Постукивание то ускорялось, то замедлялось, когда Рикмен перелистывала страницы. Наконец она перевернула последнюю, аккуратно сложила листы и поместила рукопись в самый центр стола.
— Так, — сказала она с веселой улыбкой, — у меня есть несколько замечаний.
— О, — произнес Смитбек.
— К примеру, раздел о человеческих жертвах, которые приносили ацтеки. Он слишком спорный. — Рикмен грациозно послюнила палец и отыскала нужную страницу. — Вот здесь.
— Да, но ведь на выставке...
— Мистер Смитбек, на выставке эта тема представлена со вкусом. А здесь безвкусно. Слишком картинно.
Она перечеркнула страницу.
— Написано ведь совершенно правдиво, — возразил Смитбек, изо всех сил стараясь сохранять спокойствие.
— Меня интересует акцент, а не правдивость.
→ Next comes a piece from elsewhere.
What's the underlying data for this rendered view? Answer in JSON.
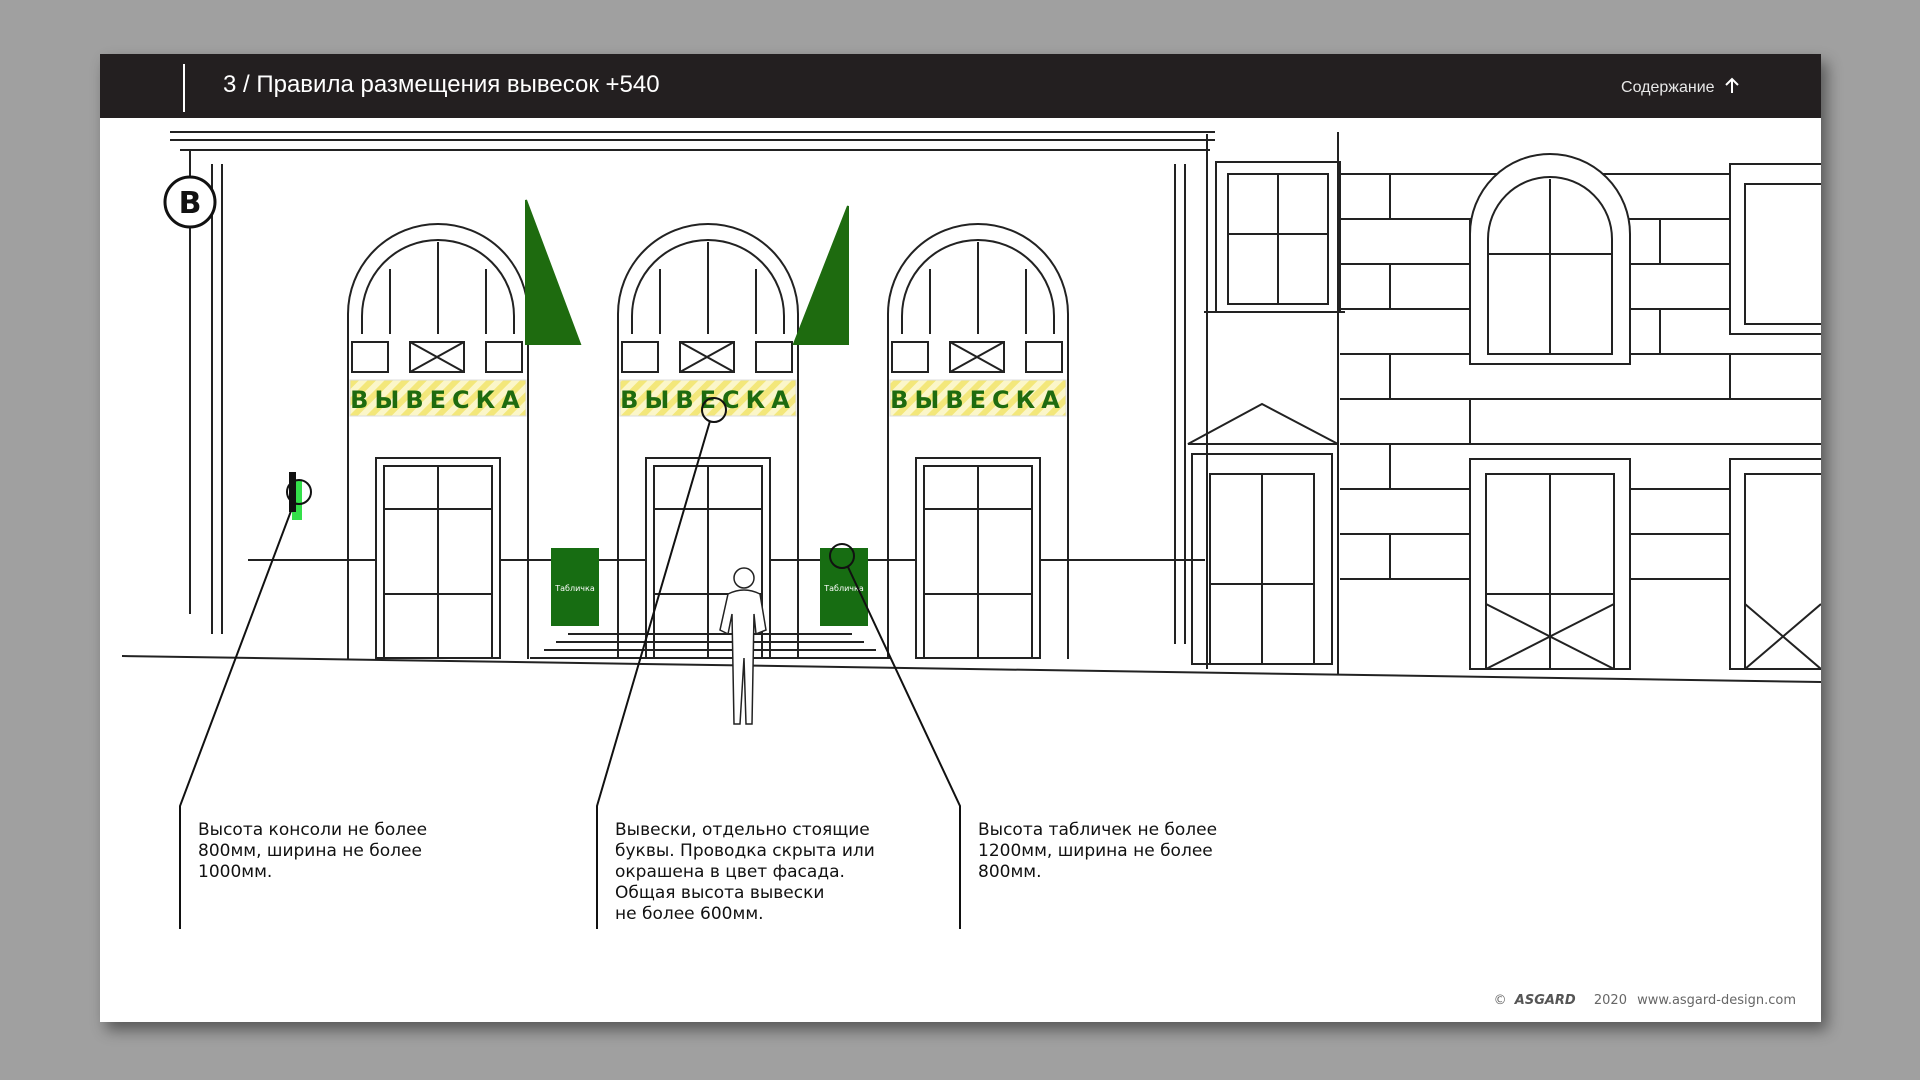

Описание может быть совершенно точным, но если придать ему неверный акцент, оно произведет ложное впечатление. Позвольте напомнить вам, что в Нью-Йорке много испанцев.
— Да, но каким образом это может оскорбить...
— Пойдем дальше. Этот раздел о Гилборге надо убрать.
Она провела черту еще по одной странице.
— Но почему...
Рикмен откинулась на спинку кресла.
— Мистер Смитбек, экспедиция Гилборга была вопиюще неудачной. Она искала несуществующий остров. Один из членов экспедиции, как вы старательно подчеркиваете, изнасиловал туземку. Мы сознательно избегали упоминания о Гилборге на выставке. Неужели так уж необходимо документировать неудачи музея?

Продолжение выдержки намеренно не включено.